I don’t tell everyone I have bipolar disorder, but when I do share my illness with people I am often met with an, “Are you sure?” or “It’s probably not that,” as if because my illness is invisible it is imaginary. What’s troubling about these statements is that they generally come from a place of good intentions but feed off (and into) the stigma surrounding mental health. I’ve quickly learned this can affect my relationships, that there will be times I will be met with judgment. Being told to “Just be positive” or “stop being so negative” in response to sharing something so private is soul-crushing. It’s invalidating. By telling me I’m being negative, you’re implying my illness is a result of my attitude. That is not the case.
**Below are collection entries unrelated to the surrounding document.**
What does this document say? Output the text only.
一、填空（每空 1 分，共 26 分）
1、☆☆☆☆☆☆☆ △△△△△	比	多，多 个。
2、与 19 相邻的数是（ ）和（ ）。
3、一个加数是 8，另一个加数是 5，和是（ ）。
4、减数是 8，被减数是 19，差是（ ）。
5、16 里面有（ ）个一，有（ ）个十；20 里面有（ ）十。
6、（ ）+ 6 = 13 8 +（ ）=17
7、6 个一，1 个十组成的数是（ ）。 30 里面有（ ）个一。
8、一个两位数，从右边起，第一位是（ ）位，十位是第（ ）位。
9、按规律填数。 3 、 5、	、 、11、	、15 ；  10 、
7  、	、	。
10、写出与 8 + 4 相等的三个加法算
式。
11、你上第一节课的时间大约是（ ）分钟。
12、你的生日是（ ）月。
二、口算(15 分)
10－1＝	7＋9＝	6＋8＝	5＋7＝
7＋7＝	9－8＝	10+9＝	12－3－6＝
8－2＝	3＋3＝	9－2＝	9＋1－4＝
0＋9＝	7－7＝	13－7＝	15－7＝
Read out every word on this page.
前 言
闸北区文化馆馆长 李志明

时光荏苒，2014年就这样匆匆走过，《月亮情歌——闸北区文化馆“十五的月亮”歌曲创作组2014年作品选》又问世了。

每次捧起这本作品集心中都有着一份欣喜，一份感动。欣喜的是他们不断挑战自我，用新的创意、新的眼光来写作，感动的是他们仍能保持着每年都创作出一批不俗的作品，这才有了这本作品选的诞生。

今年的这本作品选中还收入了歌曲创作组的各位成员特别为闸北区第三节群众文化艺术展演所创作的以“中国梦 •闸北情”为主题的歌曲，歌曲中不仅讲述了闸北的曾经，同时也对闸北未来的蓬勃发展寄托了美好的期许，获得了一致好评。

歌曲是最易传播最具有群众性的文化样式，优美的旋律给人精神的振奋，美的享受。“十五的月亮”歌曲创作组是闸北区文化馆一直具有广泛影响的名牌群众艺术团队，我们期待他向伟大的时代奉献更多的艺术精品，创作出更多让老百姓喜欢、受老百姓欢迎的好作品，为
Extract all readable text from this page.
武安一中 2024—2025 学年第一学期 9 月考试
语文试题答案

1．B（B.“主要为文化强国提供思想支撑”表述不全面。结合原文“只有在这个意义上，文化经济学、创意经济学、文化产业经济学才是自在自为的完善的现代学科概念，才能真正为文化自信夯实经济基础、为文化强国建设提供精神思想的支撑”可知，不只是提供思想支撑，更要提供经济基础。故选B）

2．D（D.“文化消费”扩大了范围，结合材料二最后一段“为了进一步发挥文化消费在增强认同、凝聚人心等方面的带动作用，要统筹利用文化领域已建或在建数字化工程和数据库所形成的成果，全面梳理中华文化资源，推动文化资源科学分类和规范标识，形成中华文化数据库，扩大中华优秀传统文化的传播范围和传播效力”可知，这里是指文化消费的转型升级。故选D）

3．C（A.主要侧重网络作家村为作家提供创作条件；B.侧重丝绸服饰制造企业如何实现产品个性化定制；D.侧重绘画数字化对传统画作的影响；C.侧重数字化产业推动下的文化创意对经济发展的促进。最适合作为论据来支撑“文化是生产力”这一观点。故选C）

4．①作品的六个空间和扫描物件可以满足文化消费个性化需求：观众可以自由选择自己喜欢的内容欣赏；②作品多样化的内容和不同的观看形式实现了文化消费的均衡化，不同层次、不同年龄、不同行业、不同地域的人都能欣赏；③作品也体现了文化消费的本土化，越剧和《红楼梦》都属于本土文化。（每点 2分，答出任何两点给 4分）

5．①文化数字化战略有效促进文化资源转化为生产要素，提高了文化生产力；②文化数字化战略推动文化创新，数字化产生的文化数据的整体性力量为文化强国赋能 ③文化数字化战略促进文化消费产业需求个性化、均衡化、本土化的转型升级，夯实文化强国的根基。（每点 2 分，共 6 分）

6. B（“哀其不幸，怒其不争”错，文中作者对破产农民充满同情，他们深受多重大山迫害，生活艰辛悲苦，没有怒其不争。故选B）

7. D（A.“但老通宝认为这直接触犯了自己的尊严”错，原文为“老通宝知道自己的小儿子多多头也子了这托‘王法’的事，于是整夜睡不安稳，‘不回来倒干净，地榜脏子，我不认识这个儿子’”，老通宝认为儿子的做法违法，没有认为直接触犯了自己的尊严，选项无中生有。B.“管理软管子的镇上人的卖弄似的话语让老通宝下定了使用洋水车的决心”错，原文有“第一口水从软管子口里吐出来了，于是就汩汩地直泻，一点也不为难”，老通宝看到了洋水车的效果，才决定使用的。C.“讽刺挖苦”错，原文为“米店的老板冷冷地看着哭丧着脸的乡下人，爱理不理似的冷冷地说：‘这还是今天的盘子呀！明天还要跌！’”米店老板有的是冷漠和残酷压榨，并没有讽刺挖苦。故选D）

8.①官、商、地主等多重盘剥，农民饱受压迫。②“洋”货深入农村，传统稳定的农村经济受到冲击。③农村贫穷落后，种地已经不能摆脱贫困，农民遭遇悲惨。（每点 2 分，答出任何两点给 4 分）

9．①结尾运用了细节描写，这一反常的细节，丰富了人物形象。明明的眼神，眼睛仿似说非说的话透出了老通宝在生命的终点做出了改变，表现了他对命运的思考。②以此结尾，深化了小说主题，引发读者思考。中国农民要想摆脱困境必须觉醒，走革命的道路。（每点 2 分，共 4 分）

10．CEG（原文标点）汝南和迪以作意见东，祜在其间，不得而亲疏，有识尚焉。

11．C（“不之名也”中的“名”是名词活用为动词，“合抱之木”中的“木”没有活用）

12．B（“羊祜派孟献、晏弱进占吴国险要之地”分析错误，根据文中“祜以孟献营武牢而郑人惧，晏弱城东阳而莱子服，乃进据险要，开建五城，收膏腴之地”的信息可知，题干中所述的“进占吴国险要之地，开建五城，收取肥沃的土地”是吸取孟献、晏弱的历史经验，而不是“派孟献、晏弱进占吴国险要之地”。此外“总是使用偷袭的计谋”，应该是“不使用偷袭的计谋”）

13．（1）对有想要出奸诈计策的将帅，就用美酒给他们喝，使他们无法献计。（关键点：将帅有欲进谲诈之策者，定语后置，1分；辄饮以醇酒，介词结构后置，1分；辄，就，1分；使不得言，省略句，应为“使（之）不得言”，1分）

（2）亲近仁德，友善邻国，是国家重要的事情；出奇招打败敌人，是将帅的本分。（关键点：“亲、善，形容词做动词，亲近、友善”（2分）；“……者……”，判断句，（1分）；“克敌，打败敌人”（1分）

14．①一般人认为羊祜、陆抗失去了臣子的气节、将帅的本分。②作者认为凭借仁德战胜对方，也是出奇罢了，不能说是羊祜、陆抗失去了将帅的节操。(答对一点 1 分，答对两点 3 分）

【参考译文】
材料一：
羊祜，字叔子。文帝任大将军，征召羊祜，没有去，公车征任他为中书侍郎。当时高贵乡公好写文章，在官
This false idea that mental illnesses are just be made up and thrown at us by doctors and that diagnoses are wrong perpetuates negative attitudes towards the medications and treatments that could help save our lives. These types of attitudes hold people back from getting help all of the time. I have had friends tell me with the best intentions that I shouldn’t take medication. I know it does not come from a place of malice but a place of ignorance. We aren’t taught to see mental illnesses the same as we would see the physical ones. I’ve had to kindly explain several times that my brain is sick the same way your lungs can get sick or your digestive system can get sick.
As someone with fairly strong political beliefs and as many of us who struggle with mental illness do, I often feel an onus to play the role of the educator. But educating can be exhausting. And the weight of owning my identity as a person with an illness can sometimes make me feel like I am making a martyr of myself. It is a difficult balance.
Although the stigma that surrounds mental health is getting better, much of bipolar disorder is still extremely misunderstood. There are still many, many misconceptions. Even though I’m not, I worry about being seen as a “crazy, erratic” woman – especially when it comes to dating. I regularly stumble upon jokes or posts that perpetuate the negative stereotypes – most recently, a meme that reads, “When your girlfriend tells you she’s bi and later you find out she meant bipolar” and am immediately reminded that some people may see me as unworthy of love or as too much to handle.
I will be the first to say I am a lot, and I wouldn’t change that for the world. But I will never be too much. Some days my illness feels like too much. But while it is a part of me, it does not define me. It has taken me years to accept and understand this. Yes, I am sick, and acknowledging I am sick is crucial to getting better. So, while your intentions might be good, please don’t try and take that away from me. I’m going to be just fine.